When you are travelling on an unknown road, you should always inquire all about it, to avoid taking the wrong one, which you are likely to do, even if you have a good map with you.
LADIES AS PEDESTRIANS.
I have once or twice alluded to ladies walking and camping. It is thoroughly practicable for them to do so. They must have a wagon, and do none of the heavy work; their gowns must not reach quite to the ground, and all of their clothing must be loose and easy.[23] Of course there must be gentlemen in the party; and it may save annoyance to have at least one of the ladies well-nigh “middle-aged.” Ladies must be cared for more tenderly than men. If they are not well, the wagon should go back for them at the end of the day’s march; shelter-tents are not to be recommended for them, nor are two blankets sufficient bedclothing. They ought not to be compelled to go any definite distance, but after having made their day’s walk let the tents be pitched. Rainy weather is particularly unpleasant to ladies in tents; deserted houses, schoolhouses, saw-mills, or barns should be sought for them when a storm is brewing.

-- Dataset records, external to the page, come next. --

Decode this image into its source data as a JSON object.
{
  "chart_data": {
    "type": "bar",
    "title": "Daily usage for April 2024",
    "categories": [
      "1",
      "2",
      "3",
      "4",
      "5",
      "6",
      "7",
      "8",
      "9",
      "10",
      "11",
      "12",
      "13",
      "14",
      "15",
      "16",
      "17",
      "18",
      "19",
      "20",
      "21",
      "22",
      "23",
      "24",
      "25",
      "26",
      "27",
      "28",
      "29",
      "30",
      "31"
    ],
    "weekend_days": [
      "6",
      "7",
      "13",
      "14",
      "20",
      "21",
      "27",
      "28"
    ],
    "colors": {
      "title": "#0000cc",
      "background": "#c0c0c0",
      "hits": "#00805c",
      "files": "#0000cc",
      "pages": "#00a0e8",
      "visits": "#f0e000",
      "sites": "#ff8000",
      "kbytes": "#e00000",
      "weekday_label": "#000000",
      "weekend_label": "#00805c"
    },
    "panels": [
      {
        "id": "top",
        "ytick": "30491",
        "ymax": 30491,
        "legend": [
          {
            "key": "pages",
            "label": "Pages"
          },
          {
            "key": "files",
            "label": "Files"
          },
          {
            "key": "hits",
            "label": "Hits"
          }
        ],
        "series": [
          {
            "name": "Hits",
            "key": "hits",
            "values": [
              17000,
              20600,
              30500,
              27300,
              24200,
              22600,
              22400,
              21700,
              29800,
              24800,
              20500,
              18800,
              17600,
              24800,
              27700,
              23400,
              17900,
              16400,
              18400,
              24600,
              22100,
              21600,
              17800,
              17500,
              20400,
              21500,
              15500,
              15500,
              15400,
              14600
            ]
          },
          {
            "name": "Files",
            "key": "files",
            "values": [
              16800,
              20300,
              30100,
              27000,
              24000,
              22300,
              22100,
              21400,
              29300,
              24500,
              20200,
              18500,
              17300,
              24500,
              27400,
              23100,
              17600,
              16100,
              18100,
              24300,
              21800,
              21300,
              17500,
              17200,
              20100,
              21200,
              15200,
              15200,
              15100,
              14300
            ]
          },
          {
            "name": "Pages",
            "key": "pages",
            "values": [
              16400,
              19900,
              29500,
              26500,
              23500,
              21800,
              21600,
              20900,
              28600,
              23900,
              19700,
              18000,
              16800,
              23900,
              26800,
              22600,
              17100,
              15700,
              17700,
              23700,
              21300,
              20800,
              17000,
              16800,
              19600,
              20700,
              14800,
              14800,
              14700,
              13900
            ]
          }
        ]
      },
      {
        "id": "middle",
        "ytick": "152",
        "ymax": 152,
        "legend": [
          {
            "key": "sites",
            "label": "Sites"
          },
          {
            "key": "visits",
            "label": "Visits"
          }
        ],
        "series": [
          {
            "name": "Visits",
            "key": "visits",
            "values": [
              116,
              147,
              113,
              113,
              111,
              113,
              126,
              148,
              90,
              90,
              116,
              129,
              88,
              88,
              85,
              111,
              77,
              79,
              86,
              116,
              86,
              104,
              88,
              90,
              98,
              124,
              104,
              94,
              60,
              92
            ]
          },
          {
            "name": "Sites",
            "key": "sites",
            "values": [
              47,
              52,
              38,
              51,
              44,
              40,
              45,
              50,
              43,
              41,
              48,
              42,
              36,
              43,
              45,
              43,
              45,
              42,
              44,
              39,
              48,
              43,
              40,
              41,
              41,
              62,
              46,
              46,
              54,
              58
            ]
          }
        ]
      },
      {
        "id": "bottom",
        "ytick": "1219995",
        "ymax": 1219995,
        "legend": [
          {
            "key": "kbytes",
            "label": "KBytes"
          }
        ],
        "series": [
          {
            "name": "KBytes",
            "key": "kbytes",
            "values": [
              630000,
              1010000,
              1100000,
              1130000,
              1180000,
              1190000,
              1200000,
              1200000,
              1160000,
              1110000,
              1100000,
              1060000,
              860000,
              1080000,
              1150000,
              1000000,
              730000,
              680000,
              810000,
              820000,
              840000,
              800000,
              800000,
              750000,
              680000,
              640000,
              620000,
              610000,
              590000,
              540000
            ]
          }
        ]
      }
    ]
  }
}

LADIES AND CHILDREN IN CAMP.
In a permanent camp, however, ladies, and children as well, can make themselves thoroughly at home.[24] They ought not to “rough it” so much as young men expect to: consequently they should be better protected from the wet and cold.
I have seen a man with his wife and two children enjoy themselves through a week of rainy weather in an A-tent; but there are not many such happy families, and it is not advisable to camp with such limited accommodations.
Almost all women will find it trying to their backs to be kept all day in an A-tent. If you have no other kind, you should build some sort of a wall, and pitch the tent on top of it. It is not a difficult or expensive task to put guy-lines and a wall of drilling on an A-tent, and make new poles, or pitch the old ones upon posts. In either case you should stay the tent with lines running from the top to the ground.
It has already been advised that women should have a stove; in general, they ought not to depart so far from home ways as men do.
Rubber boots are almost a necessity for women and children during rainy weather and while the dew is upon the grass.
SUMMER-HOUSES, SHEDS, AND BRUSH SCREENS.
There is little to be said of the summer-houses built at the seaside near our large cities, since that is rather a matter of carpentry; nor of portable houses; nor of lattice-work with painted paper; nor even of a “schbang” such as I have often built of old doors, shutters, outer windows, and tarred paper: any one who is ingenious can knock together all the shelter his needs require or means allow. But, where you are camping for a week or more, it pays you well to use all you have in making yourself comfortable. A bush house, a canopy under which to eat, and something better than plain “out-of-doors” to cook in, are among the first things to attend to.